Meditation has tons of health benefits—and it’s easier to do than you might think.
If you’re feeling stressed out, meditation may be just what you need. It doesn’t take hours or tons of practice to start gaining the benefits of this calming exercise. You can reap the rewards in as little as five minutes. And perhaps most surprising? Meditating doesn’t always mean sitting somewhere quiet with your eyes closed.
What you’re doing when you meditate, in whatever form, is stepping out of your day long enough to reorient your mind and body. This allows you to return with renewed perspective, focus and energy, instead of just being stuck in a cycle of stress.

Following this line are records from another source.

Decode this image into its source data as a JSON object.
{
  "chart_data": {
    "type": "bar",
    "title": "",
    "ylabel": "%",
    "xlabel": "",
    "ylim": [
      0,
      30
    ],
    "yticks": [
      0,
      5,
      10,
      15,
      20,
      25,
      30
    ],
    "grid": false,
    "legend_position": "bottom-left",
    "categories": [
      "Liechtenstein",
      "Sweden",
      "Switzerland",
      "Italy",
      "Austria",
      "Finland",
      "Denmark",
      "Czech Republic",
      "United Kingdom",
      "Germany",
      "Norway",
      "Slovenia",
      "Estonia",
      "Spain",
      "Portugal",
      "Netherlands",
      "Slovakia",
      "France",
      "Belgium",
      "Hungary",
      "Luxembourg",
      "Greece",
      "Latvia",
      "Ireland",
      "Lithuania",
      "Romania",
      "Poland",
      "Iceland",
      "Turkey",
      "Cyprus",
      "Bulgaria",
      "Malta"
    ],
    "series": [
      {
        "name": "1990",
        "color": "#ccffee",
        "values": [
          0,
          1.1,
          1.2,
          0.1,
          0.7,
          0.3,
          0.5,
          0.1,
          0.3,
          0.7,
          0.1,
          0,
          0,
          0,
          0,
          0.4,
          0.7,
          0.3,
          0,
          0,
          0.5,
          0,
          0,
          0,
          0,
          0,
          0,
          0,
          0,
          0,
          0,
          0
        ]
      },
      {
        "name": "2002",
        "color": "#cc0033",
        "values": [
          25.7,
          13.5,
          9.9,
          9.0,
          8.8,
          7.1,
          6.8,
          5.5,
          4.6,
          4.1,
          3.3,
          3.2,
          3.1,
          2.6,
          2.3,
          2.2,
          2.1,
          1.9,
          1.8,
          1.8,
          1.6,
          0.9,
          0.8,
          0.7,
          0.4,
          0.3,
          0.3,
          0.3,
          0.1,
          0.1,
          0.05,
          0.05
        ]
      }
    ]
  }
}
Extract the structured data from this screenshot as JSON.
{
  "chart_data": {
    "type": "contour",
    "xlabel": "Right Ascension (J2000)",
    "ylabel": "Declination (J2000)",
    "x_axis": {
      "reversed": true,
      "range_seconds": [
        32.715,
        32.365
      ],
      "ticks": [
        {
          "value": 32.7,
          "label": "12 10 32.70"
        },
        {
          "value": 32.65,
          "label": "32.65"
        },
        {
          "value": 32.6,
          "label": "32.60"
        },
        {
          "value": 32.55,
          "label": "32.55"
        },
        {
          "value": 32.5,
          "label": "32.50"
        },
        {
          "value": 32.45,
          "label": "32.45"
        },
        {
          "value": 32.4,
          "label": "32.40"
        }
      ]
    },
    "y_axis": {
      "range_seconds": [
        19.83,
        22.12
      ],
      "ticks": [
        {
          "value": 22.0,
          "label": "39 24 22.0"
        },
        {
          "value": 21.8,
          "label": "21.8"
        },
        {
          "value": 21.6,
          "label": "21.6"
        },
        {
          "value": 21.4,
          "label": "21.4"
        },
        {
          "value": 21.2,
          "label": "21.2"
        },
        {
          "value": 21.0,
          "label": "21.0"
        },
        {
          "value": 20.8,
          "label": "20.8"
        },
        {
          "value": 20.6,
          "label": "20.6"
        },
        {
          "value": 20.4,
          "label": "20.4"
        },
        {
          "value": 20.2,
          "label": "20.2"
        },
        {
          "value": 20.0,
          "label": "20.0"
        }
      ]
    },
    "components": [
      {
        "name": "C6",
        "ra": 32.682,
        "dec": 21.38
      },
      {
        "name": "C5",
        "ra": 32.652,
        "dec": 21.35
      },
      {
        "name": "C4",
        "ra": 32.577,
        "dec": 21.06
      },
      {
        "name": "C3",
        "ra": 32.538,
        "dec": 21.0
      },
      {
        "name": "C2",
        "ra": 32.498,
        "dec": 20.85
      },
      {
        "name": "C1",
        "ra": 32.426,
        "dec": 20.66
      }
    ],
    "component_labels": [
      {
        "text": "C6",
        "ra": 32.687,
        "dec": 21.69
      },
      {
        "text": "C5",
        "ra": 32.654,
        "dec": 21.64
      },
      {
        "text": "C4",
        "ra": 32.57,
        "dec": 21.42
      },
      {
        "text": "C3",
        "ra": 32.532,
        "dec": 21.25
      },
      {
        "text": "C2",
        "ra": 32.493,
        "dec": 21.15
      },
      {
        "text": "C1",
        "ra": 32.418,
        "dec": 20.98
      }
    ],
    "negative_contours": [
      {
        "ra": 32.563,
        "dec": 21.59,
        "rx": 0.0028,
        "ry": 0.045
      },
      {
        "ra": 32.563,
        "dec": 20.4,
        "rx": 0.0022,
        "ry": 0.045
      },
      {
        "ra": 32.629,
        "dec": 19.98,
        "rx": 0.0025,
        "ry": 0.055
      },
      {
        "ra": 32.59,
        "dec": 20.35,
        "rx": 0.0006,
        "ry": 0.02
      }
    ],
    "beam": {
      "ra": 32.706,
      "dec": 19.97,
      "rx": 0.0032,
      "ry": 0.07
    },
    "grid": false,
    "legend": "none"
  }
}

Try one of these three simple ways to add some meditative time to your day.
Take stock
At day’s end, write down everything you did: brushing your teeth, making school lunches, commuting, meetings, the gym, phone calls. Next to each, write whether the activity was replenishing, depleting or neutral. Some things will be obvious, while moments that nourish may surprise you – such as the sight of that neatly packed lunch or the daily hellos you exchange at the coffee shop. The goal is to insert more nourishing moments into your days, while turning depleting ones around. For instance, you can’t avoid the commute, but you can make it more calming by swapping talk radio for a book on tape or a podcast.
Schedule a mini meditation
Get comfortable wherever you are (sitting in your office chair or standing in your kitchen, for instance), and become aware of your mental state. What thoughts or emotions are present right now? Next, focus on your body, head to toe. Where are you feeling tension? Try to release it. Finally, focus on your breath. Doing so disrupts your mind and allows you to shift perspective. When you’re done, give yourself a moment to answer these questions: What do I need right now, and how can I integrate it into my day? It might just give you the boost you need to tackle the next meeting, the trip home, or whatever else is next on your agenda.
Get out of your head and onto your feet
For many of us, the day is spent more in our heads than it is in touch with our physical bodies. One way to get out of your head is to be aware of your feet on the ground (either at your desk or while taking a walk). Your feet are farthest from your head, so actually try to feel the pressure of the different parts of your feet on the ground. If you’re walking, take notice of how your weight shifts from foot to foot. Match your breath to your steps or movements.